何况谢光辉主动开口,又是好意,不好拂了面子。
他笑着点点头:
“那就听谢厅长的,恭敬不如从命了。”
谢光辉满意地笑了,大手一挥:
“走,上去。”
几个人进了电梯,上了六楼。
电梯门打开,是一条铺着深红色地毯的走廊,
灯光柔和,空气中飘着淡淡的熏香味。
前台站着一个穿着旗袍的年轻女子,
见他们出来,立刻迎上来,笑容恰到好处。
谢光辉显然是这里的常客,熟门熟路地走过去,
和前台后面的一个中年男人打了个招呼。
那男人四十来岁,穿着衬衫西裤,一看就是老板模样。
“老张,给我这几个朋友安排一下。
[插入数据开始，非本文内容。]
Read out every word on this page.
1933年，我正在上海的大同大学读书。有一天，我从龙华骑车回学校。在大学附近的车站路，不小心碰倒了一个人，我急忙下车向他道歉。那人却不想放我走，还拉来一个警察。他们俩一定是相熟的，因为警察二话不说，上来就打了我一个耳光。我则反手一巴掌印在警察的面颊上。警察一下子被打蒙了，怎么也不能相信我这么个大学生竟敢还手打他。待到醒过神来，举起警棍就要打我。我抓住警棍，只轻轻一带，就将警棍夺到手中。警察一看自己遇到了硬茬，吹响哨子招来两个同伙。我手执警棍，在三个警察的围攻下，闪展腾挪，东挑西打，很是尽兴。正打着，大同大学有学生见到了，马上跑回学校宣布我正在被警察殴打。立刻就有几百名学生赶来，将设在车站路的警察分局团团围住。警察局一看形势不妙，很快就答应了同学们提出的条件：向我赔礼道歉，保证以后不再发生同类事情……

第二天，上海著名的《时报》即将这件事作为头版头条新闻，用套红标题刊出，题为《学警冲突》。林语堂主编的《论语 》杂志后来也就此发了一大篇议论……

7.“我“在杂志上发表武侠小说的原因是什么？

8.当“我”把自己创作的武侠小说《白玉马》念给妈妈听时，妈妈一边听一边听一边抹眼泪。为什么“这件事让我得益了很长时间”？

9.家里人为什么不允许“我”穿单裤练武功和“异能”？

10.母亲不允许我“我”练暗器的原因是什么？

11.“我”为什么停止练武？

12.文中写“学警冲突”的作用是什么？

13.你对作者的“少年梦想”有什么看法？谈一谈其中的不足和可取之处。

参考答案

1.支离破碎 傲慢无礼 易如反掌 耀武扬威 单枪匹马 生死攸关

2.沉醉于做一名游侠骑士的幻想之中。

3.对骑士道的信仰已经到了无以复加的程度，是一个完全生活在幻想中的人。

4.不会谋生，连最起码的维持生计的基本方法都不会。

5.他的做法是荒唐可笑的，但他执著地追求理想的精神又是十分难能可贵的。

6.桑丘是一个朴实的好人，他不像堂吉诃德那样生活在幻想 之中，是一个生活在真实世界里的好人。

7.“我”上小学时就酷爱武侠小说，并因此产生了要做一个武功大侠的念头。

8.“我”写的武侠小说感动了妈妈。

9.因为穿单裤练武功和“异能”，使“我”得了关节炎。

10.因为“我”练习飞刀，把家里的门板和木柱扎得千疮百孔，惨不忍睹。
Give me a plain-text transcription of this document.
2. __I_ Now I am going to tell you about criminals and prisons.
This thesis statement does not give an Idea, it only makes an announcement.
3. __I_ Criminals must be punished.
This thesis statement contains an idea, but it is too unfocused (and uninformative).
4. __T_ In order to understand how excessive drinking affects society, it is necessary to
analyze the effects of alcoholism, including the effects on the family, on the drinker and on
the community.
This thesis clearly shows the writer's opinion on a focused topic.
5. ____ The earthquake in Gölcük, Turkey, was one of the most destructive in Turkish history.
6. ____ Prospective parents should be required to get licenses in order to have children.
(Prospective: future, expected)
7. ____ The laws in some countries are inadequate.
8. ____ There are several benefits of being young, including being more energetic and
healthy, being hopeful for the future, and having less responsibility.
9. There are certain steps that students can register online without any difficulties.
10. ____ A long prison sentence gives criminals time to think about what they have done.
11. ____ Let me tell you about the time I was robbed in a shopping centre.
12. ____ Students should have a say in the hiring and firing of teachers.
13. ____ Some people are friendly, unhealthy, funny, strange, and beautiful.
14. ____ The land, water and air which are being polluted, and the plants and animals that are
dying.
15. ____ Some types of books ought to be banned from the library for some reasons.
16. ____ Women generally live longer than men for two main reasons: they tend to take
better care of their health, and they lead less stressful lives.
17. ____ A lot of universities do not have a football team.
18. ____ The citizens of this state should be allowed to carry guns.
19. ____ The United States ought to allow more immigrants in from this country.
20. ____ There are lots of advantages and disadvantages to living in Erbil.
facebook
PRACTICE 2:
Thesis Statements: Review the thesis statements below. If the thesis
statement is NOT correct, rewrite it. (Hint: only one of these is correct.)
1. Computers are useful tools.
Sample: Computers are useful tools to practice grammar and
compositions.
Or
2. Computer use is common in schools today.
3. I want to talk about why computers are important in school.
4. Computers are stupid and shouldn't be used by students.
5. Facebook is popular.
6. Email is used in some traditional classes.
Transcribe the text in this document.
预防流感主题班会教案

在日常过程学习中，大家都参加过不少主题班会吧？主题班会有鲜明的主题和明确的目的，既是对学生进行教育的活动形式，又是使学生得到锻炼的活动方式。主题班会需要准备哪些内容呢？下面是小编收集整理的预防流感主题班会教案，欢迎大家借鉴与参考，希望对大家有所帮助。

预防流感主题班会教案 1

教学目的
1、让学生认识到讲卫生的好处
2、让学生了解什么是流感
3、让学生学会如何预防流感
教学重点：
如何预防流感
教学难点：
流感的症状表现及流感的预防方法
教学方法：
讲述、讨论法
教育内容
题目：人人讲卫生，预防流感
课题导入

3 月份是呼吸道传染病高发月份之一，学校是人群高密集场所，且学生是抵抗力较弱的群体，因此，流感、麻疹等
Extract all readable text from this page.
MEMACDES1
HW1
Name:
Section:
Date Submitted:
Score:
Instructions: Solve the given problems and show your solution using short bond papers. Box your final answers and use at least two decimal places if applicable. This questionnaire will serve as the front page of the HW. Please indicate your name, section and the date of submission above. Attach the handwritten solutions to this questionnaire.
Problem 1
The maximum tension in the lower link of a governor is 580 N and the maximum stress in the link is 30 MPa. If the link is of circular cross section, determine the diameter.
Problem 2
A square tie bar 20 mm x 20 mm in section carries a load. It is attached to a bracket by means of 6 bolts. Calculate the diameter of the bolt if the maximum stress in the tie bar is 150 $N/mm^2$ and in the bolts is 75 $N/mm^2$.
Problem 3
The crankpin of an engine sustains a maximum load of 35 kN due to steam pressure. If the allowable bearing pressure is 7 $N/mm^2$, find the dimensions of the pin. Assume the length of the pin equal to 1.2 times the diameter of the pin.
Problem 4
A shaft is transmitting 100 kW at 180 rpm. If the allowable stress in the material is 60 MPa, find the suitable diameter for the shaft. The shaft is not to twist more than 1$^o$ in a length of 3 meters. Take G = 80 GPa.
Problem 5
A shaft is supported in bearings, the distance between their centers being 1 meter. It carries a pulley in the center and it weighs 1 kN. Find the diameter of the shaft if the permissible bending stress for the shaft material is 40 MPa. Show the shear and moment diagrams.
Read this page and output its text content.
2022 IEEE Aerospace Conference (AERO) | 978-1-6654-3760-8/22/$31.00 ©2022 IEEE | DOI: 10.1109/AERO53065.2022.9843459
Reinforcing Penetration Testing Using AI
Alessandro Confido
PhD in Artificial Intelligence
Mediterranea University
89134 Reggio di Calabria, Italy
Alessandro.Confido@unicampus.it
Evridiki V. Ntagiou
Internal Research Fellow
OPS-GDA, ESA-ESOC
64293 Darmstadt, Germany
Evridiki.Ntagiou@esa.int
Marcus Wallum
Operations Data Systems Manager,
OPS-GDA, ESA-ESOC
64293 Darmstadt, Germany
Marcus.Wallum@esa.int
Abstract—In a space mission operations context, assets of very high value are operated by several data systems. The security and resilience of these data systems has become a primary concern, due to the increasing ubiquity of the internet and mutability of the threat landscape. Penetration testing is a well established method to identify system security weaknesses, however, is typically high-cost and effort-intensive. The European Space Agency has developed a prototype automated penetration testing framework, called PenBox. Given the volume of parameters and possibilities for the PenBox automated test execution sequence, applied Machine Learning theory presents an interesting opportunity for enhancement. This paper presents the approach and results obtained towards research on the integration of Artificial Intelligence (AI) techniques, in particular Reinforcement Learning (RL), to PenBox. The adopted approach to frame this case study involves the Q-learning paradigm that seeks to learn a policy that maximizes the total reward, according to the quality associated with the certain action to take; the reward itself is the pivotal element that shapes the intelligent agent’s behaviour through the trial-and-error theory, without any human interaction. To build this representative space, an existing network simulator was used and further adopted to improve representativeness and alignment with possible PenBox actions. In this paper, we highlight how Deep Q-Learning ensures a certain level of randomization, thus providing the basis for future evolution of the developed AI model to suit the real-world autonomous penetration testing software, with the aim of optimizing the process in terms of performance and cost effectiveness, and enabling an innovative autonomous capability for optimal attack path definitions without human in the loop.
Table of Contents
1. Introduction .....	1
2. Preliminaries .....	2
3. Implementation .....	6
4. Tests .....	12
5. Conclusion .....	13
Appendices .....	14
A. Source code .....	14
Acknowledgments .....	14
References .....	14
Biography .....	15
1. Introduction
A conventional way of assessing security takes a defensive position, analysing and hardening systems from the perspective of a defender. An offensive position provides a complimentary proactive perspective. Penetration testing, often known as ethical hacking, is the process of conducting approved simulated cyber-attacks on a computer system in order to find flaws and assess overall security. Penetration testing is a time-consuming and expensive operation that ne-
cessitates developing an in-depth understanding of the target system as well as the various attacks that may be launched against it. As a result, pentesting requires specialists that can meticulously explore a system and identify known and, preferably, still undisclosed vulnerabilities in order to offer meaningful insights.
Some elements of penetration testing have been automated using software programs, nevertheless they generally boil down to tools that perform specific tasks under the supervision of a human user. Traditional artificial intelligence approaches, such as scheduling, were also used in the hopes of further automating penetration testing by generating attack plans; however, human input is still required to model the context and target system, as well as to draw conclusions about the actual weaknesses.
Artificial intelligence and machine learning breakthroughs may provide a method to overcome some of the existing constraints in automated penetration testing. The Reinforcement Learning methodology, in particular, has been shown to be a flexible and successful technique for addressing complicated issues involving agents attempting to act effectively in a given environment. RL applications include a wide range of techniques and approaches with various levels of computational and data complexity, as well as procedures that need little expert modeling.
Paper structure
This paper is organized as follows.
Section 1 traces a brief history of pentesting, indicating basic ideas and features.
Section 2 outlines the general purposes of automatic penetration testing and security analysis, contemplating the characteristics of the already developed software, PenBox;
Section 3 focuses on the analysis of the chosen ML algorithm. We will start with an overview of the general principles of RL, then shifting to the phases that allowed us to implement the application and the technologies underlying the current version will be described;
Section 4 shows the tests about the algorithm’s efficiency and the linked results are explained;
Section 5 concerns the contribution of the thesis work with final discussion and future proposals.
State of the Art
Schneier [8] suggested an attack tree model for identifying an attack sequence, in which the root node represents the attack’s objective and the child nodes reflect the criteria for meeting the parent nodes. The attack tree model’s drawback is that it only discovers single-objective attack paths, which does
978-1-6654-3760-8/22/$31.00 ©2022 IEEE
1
”
谢光辉说。老张眼睛一扫,目光在几个人脸上转了一圈,
随即露出一个“秒懂”的笑容,连连点头:
“谢厅放心,绝对都安排好,几位这边请。”
他招招手,几个穿着统一制服的女孩子从后面走出来,
每人领一个,往走廊深处走去。
李南被一个二十出头的女孩领着,进了一间不大的房间。
房间里有张按摩床,有沙发,有电视,灯光昏暗暧昧。
女孩关上门,冲他笑了笑,声音软软的:
“老板,先躺下吧,我给您按按。”
李南点点头,在按摩床上趴下。
女孩手法还算专业,按了一会儿肩膀和后背,
但渐渐的手就有些不老实了,往不该去的地方游走。
李南皱了皱眉,坐起身,看着她。
女孩愣了一下,随即又笑了,那笑容里带着几分挑逗:
“老板,您想怎么按都行,我们这儿什么服务都有...”
李南没接话,只是指了指墙上的电视:
“把电视打开,声音调大一点。”
女孩愣住了,不明白他什么意思,但还是照做了。
电视打开,声音调到很大,屋里顿时被嘈杂的节目声填满。
李南从兜里掏出钱包,抽了几张钞票,递给女孩:
“按照你们的标准收费,这些够吗?”
女孩点点头,有些茫然。
李南把钱塞到她手里,语气平静但不容置疑:
“钱你拿着。你在这儿坐着就行,什么都不用做。
等会儿时间到了,你出去就说做完了服务。”
女孩彻底愣住了,瞪大眼睛看着他,像在看一个怪物。
她在这儿干了这么久,什么客人没见过?
有猴急的,有腼腆的,有装正经最后把持不住的,
但像这样——花钱进来,让姑娘坐着看电视,
什么都不干的——还是头一回遇到。
“老板,您这...”
她不知道该说什么。
李南已经重新趴回按摩床上,闭目养神,不再理她。
女孩愣愣地坐在沙发上,盯着电视,满脑子都是问号。
这人,真奇怪。
隔壁房间,高卓的待遇和李南差不多。
女孩进去后,同样使出浑身解数,想要撩拨他。
高卓却只是淡淡地笑了笑,指了指电视:
“把电视打开,声音调大。
你坐着就行,什么都不用干,钱照付。”
女孩愣住了,但看他态度坚决,
也不敢多说什么,只好照做。
高卓靠在沙发上,闭着眼睛,脑子里却在想着今天的事。
谢光辉这个人,果然和传说中一样,喜欢这一套。
但他高卓是苏建民的秘书,什么场合该进,
什么场合该退,心里门儿清。
这种地方,走个过场可以,
真要干什么,那就是给自己和领导找麻烦。
他看了一眼那个坐在沙发上、神情茫然的女孩,嘴角微微勾起。
这种“奇怪的客人”,估计够她想一阵子了。